Hi.
I'm having trouble avoiding duplicates while annotating data. I tried to reproduce the problem in the code sample below. In this sample, the examples 1, 2 and 15 are duplicates. In the annotation process, the examples 1 and 15 are displayed but not the example number 2. My guess is that examples 1 and 2 are loaded together as part of the same batch, so the deduplication occurs at this level which prevents example 2 to be displayed. However, example 15 is loaded in the next batch, and the fact that a similar example has already been labeled just before is not taken into account.
If I save the annotated examples to the database after annotating the first example, stop the annotation process and restart it, the duplicate examples are not shown anymore. I suppose this is due to the "auto_exclude_current" behaviour which compares hashes with those stored in the database. However, saving the annotated examples does not help if the process is not stopped and restarted before encountering duplicates, which makes me think that the hashes from the database are retrieved on startup but not updated afterwards when new annotated examples are added to it?
import prodigy
from prodigy import set_hashes
@prodigy.recipe(
"test-recipe", dataset=("Dataset to save answers to", "positional", None, str),
)
def test_labeller(dataset: str):
stream = [
{"text": "a"},
{"text": "a"}, # example is duplicate of first one
{"text": "b"},
{"text": "c"},
{"text": "d"},
{"text": "e"},
{"text": "f"},
{"text": "g"},
{"text": "h"},
{"text": "i"},
{"text": "j"},
{"text": "k"},
{"text": "l"},
{"text": "m"},
{"text": "a"}, # example is duplicate of first one
{"text": "n"},
{"text": "o"},
]
def add_options(stream):
# Helper function to add options to every task in a stream
for task in stream:
task["options"] = [
{"id": "1", "text": "option 1"},
{"id": "2", "text": "option_2"},
]
task = set_hashes(task, input_keys=("text"))
yield task
stream = add_options(stream) # add options to each task
return {
"dataset": dataset, # Name of dataset to save annotations
"stream": stream, # Incoming stream of examples
"view_id": "blocks", # Annotation interface to use
"config": {
"blocks": [
{
"view_id": "html",
"html_template": "Feature 1: {{text}}",
},
{"view_id": "choice", "text": None},
],
},
}
I have tried moving the duplicate example further down in the list of examples (say 40 examples after its first occurrence) so that the batch that contains the duplicate is loaded only after the first occurrence has already been saved to the database, but it is still not filtered out.

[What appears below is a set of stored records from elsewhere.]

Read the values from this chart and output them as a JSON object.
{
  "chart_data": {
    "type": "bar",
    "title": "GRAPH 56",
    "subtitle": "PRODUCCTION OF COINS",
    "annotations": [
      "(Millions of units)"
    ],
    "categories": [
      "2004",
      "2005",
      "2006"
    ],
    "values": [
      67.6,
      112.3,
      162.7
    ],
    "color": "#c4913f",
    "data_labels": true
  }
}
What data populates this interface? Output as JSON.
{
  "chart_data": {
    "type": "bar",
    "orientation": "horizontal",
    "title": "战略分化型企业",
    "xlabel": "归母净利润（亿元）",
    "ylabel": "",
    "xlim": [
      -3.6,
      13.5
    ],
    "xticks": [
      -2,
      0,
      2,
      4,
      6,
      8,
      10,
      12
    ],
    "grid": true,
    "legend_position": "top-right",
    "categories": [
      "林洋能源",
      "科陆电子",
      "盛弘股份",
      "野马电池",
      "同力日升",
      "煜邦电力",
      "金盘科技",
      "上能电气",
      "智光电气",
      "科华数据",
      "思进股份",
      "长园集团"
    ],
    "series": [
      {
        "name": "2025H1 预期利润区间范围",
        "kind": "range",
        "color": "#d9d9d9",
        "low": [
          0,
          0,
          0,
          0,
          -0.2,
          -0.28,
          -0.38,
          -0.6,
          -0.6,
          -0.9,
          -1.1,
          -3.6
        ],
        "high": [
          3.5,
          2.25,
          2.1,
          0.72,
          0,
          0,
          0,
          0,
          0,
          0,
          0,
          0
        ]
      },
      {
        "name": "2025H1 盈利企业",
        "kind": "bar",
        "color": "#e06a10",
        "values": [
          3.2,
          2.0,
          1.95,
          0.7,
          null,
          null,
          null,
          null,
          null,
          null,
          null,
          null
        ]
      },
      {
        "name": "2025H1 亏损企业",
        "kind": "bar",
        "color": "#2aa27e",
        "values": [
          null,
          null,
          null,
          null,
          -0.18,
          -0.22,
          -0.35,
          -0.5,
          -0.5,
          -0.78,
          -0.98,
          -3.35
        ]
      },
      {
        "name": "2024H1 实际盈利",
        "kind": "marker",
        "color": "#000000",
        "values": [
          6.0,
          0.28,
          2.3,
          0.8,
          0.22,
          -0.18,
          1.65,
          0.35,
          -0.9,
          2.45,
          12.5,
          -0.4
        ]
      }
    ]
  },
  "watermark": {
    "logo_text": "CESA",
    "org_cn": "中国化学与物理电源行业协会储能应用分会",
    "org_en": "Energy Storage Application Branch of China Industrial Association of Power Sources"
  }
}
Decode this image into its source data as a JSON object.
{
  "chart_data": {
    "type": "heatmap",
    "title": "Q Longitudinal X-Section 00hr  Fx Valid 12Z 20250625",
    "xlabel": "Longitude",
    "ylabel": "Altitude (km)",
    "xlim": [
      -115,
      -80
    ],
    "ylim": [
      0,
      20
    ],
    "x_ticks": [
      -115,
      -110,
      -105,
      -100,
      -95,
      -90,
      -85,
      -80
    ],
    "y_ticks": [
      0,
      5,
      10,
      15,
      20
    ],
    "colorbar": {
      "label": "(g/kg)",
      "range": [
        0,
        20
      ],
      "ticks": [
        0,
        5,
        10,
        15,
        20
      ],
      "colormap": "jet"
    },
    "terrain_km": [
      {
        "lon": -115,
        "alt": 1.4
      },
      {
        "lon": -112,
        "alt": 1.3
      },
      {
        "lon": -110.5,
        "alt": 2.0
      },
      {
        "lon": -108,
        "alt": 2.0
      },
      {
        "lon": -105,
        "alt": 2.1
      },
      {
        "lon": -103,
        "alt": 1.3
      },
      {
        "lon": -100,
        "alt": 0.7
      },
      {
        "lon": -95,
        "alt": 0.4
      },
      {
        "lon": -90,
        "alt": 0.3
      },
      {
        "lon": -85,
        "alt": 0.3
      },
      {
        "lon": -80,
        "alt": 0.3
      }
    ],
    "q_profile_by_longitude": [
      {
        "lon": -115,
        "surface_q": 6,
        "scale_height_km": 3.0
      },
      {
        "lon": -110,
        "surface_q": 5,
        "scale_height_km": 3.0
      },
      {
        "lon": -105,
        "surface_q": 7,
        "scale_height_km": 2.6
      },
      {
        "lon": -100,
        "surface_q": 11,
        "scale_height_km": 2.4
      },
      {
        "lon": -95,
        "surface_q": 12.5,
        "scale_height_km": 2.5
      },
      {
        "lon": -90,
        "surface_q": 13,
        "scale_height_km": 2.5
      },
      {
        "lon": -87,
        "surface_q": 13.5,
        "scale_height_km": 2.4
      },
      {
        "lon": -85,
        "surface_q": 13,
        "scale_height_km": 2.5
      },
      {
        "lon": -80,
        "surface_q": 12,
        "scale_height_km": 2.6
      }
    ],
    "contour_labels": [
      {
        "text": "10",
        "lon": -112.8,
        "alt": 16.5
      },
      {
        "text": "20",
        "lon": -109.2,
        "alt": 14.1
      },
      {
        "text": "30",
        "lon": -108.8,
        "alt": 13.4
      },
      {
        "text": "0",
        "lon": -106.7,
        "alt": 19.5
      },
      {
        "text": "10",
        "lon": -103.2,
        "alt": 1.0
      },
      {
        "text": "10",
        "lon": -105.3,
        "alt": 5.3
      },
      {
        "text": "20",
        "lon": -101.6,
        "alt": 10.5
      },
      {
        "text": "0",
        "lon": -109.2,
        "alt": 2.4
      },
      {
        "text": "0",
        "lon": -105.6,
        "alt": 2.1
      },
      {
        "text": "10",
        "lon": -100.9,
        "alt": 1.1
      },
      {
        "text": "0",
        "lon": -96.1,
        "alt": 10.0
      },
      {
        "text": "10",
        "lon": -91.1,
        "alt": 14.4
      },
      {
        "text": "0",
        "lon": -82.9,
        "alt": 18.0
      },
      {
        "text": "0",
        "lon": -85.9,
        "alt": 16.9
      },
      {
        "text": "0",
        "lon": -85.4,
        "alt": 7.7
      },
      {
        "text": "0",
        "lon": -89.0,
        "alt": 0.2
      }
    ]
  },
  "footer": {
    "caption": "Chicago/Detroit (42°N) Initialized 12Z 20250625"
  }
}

For some reason, setting the "force_stream_order = True" in the config seems to solve this issue, but I would like to run an annotation task with multiple named sessions, and I do not wish to create duplicates between annotators. I thus need to set "feed_overlap = False", and because my annotators may work simultaneously, this post seems to indicate that setting "force_stream_order = True" is not recommended (Option feed_overlap=false doesn't show expected behaviour)
Am I missing something, or is there any way to enforce that no duplicate example is shown to the annotator, even if they are not loaded together as part of the same batch?